"Surround yourself with things that inspire you."
Ever wonder how different paths can lead to the same ending? Just ask Olivia Reaney. As a kid, she explored everything from music to sketching, but each one led her to the same arena: Graphic design.
Now, as a seasoned designer, she's spilling the details on her favorite tools, why a simple scroll through Instagram can inspire her in an instant, and how we can analyze other brands to tap into our own creativity.
DesignRush: What inspired you to go into graphic design?
Olivia Reaney: I’ve always had an interest in the arts. Whether it was drawing, playing music, or sketching typefaces, graphic design seemed like the obvious and natural path. As I got older, I always appreciated the aesthetics of everyday things and decided that that was what I wanted to contribute to and learn about.
DR: What are a few of your favorite design tools?
OR: I may be the only designer to say this, but I love the chart tool. I primarily do infographics, so this is my go-to tool. I mainly live in Illustrator, so I like the shape and pathfinder tools for simple, geometric illustrations. I also recently discovered the width tool, which I’ve used to create human limbs, donut frosting, and flowers.
DR: What are some projects of your own that you are particularly proud of?
OR: I primarily design for an online platform, so I enjoy the occasions when I work on print projects.
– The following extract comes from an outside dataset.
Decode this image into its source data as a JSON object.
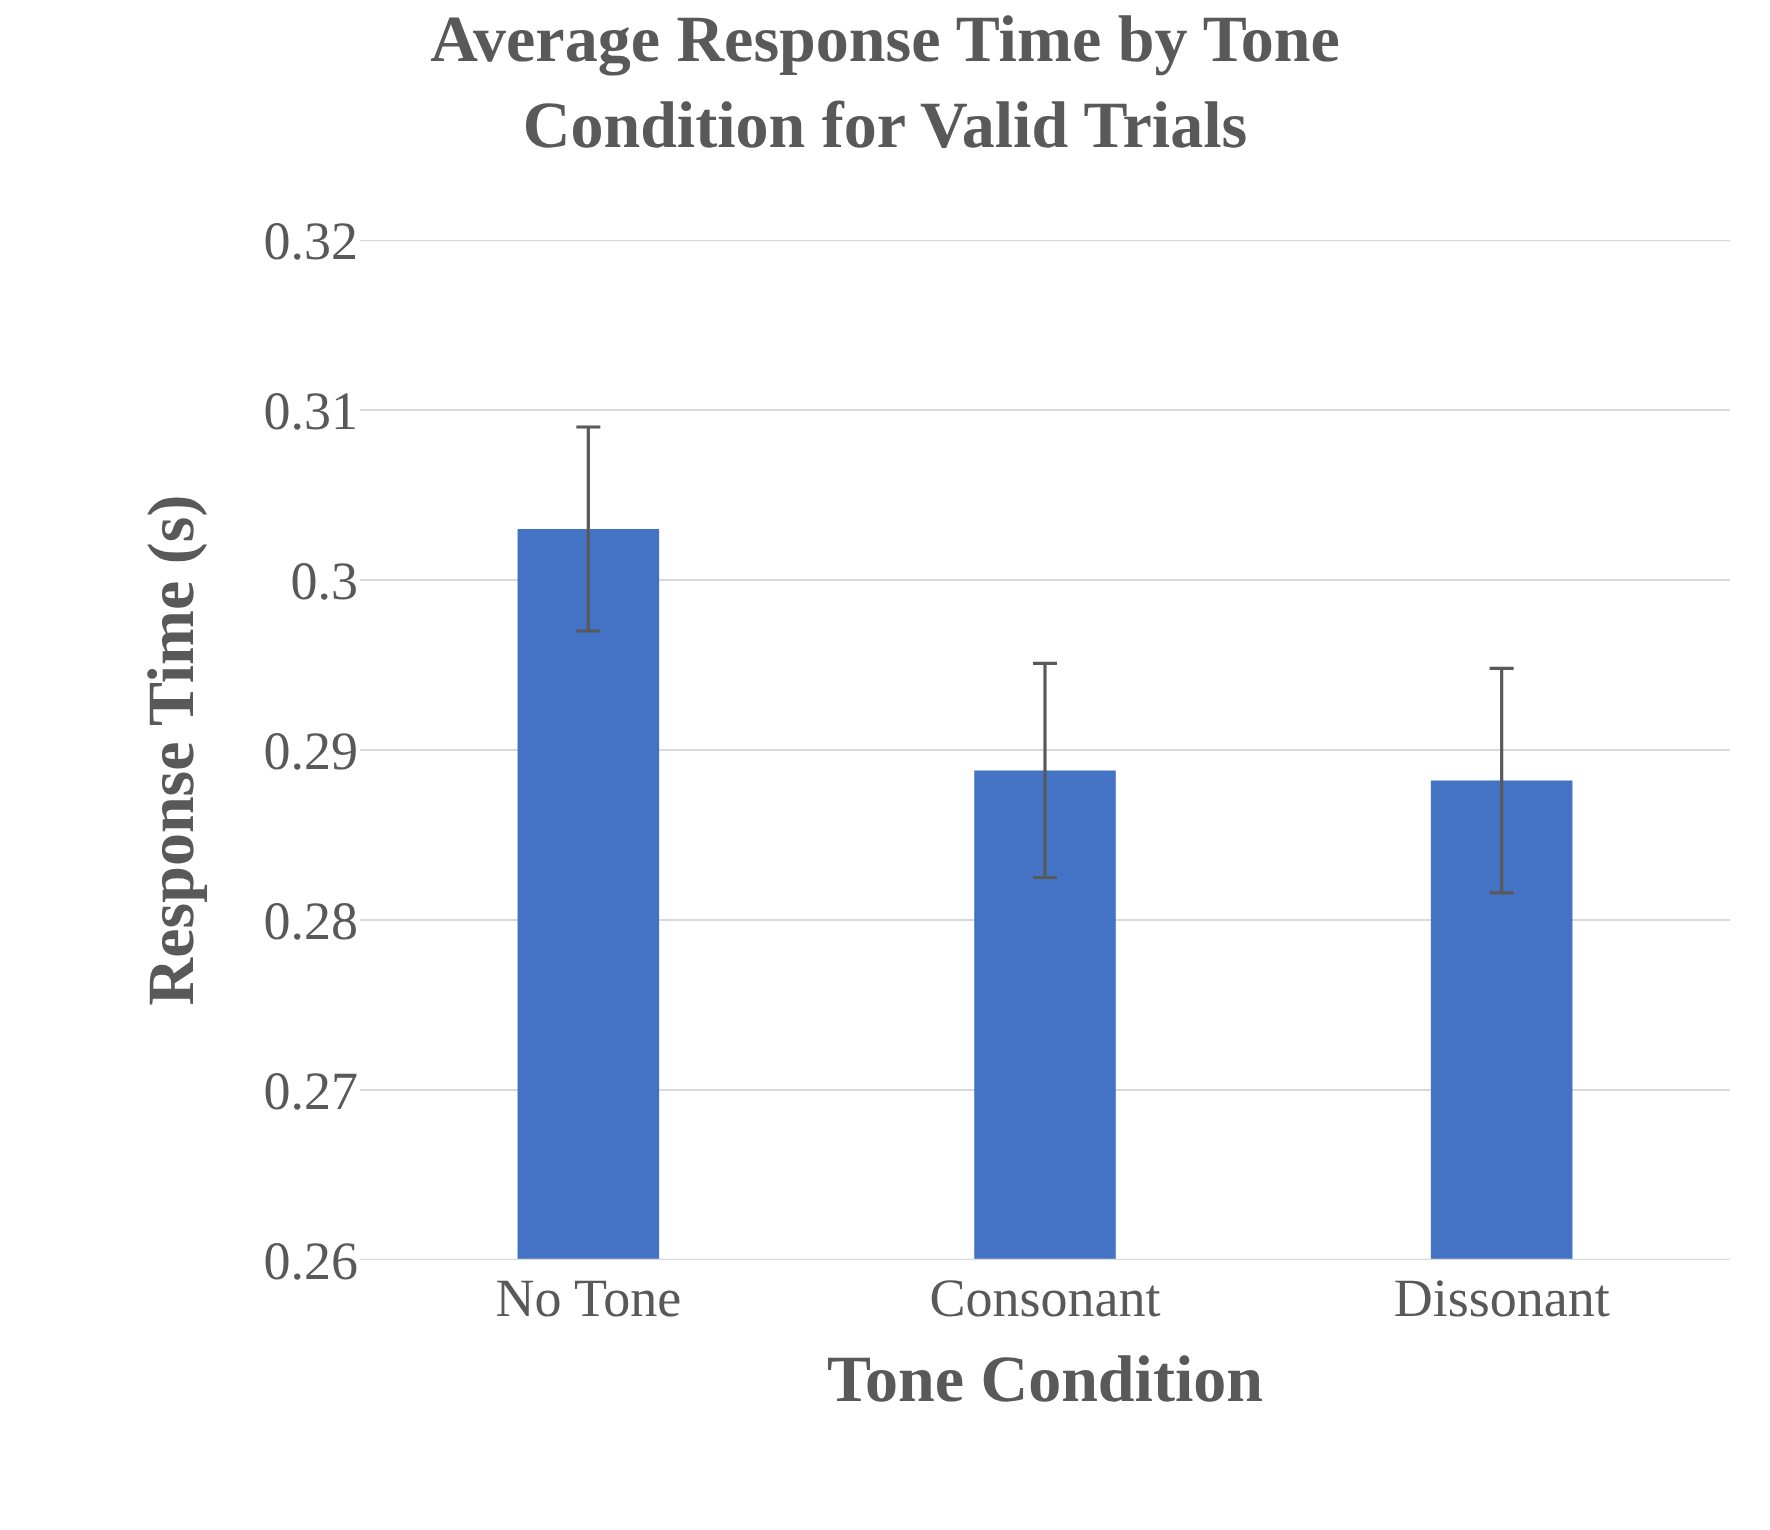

Something about having a physical product is exciting. One project, at my day job, was creating this desk calendar with illustrated scenes for each month with an occupying statistic. It was a short deadline and pushed my illustration skills to another level.
I’m also passionate about music. Recently, a friend and I have started a Medium publication called 12 Songs. We interview various folks in the music industry about what 12 songs have influenced their lives, write about it, and design accompanying imagery.
DR: You have the day off. What can we find you doing?
OR: There is almost a 100 percent chance I'll be outside — either at the beach, on my roof, or on a bike. If it’s cold, I’m listening to live music, scoping out sample sales, or eating at a new restaurant with friends.
DR: Which blogs, websites, or apps to you check every day and why?
OR: I like Instagram for home decor and illustration inspiration. When I get to work, I look through the latest Think with Google articles (the primary client at my day job). I love The Infatuation to keep up to date on new bars and restaurants. Lastly, I browse Spotify and choose which playlist or artist I’m feeling that day.
DR: What designers or brands speak to you and why?
OR: There are these two illustrators — Batabasta and Owen Davey — who I always keep up to date on and draw inspiration from. I’ve also recently discovered The Pudding, a collection of visual essays that have amazing infographic work. I also love the clothing brand Scotch & Soda. Their pieces are unique and unexpected, and their website, emails, and overall design is beautiful and whimsical.
DR: Tell us about your first big project. What did you wish you knew before you started, and what did you learn coming out the other side of it?
OR: One of my first big projects was designing a responsive infographic for a well-known client to encourage tourism for the city of Atlanta. It consisted of lots of little illustrations showing the top things to do in Atlanta. The responsive aspect meant designing for three different specs: mobile, tablet, and desktop. I had to ensure the graphics were all optimized for the platform. After I created the three static designs, I worked with a developer exporting assets and directing the layout as he coded what ultimately ended up being a web page. Before starting, I had not collaborated with a developer and learned more about best practices for efficiency. Since then, I have used what I learned and created more responsive infographics.
DR: What advice do you have for graphic designers that are new in their career but looking to grow?
OR: Don’t be afraid to go out of your comfort zone and push boundaries. We all start somewhere and all know how to use the programs, but what makes you stand out is what you create with them. What has helped me improve my work is executing the most outlandish and unique idea, which helps open my creativity and do things that don’t feel natural.
DR: Any final thoughts, comments, or words of wisdom you’d like to share with someone in the industry?
OR: Surround yourself with things that inspire you and talented people.